We’ve spent a lot of time perusing old copies of Index Magazine of late. The atmosphere contained within the pages is always buzzy and a lot of that has to do with the photography. Tillman’s was responsible for a rather large proportion of Index’s covers and covers set the tone. They always managed to find the perfect settings to shoot the perfect people. And the interviews were glorious, with interviewees that often had their own thing going on.

This Wolfgang Tilman’s interview that they conducted is a perfect example. With Peter Halley and Bob Nickas on interview duty. We’ve included an excerpt below but check out the full interview here.


 

BN: I’m thinking of the word “democratic,” because when I started looking at more of your photographs, I couldn’t always tell the difference between what were personal pictures, and what was commercial work. And I realized there’s a kind of blurring between them in your work. In other words, with some photographers, their commercial work looks like it’s what they were hired to do. And the other work is personal. But in yours they kind of flow into each other much more.
WT: I just make my work, and there’s only one kind of work that I do. But then, I put it out into the world, and it instantly starts to travel. People start to claim it for whatever field they think it sits in. So I actually don’t control the framework in which my work circulates.
My staged work looks so real that people actually take it for documentary. But, in fact, that is my intention, to disguise the manufacturedness of it. Half of my work, or probably more than that, is staged.

PH: This is contradictory to what you were saying at first, that you went into shoots without pre-expectations.
WT: That’s the thing, I go into an index cover shoot without expectations because there is nothing I can expect because I don’t know who I’m meeting. But there are a lot of themes and images that I have in my head, that I stage with people, with models. And then, in order to distribute them into the world, you use fashion channels. So I use the fashion magazine kind of as my platform to publish my storyboards. I inject my personal visions into the world, by making them look real, or looking like a club shot or like a fashion shot.
But actually, what I do is I enact situations with my models or friends so I can see what they look like. There’s the photo of those people sitting in the trees. Or those people lying on the beach. The woman with her hands wrapped around her head. All those were planned images.

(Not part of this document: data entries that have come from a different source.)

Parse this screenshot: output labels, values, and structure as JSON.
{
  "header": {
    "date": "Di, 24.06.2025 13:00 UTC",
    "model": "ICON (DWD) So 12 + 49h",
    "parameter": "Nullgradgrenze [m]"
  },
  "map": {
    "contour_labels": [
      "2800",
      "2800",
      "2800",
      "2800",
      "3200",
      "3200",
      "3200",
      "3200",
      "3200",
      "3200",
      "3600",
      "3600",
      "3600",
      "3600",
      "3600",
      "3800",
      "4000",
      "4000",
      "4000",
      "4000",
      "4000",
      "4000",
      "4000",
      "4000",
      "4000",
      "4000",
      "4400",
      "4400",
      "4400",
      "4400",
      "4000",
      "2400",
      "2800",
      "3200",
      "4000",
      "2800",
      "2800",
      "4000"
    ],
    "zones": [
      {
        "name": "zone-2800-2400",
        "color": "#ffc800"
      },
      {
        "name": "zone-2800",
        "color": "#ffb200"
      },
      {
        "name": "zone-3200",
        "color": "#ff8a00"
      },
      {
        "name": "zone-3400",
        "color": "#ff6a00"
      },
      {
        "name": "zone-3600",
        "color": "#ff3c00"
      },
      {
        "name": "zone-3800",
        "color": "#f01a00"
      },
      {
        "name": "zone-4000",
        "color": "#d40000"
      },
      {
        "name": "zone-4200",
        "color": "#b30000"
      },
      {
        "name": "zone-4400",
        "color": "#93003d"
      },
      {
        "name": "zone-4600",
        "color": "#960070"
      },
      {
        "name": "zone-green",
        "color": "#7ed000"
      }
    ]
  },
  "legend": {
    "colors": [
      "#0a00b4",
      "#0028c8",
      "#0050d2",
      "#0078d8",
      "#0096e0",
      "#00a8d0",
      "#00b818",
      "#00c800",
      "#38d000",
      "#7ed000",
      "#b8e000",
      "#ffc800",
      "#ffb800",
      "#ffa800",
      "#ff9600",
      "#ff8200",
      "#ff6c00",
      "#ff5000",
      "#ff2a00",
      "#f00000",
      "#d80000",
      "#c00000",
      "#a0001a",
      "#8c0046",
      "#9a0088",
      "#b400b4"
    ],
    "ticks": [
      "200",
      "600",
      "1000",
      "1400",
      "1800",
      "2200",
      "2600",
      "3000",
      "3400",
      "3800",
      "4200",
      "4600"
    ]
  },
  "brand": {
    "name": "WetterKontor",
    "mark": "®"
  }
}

PH: But by “staged” you just mean you move people around a bit?
WT: No, I tell them what to do, and I choose the clothes, I choose the location, and I set them up in their positions.

BN: It sounds a bit like a little scene from a movie …
WT: Yeah, but it’s a kind of post-art photography. It’s no longer about — “Look how much an artist I am, how controlled it is.” It’s confident enough to use photography to its fullest extent without constantly pointing at how I’m controlling the whole process.

PH: Do you identify strongly with the cinema verité tradition, or the street photography tradition?
BN: There was the famous TV series, An American Family, where the everyday life of a California family was filmed in their own house for a whole year.
WT: No, I’m actually not very interested in finding, in collecting these moments. I’m looking for the one definitive picture of a person or a situation.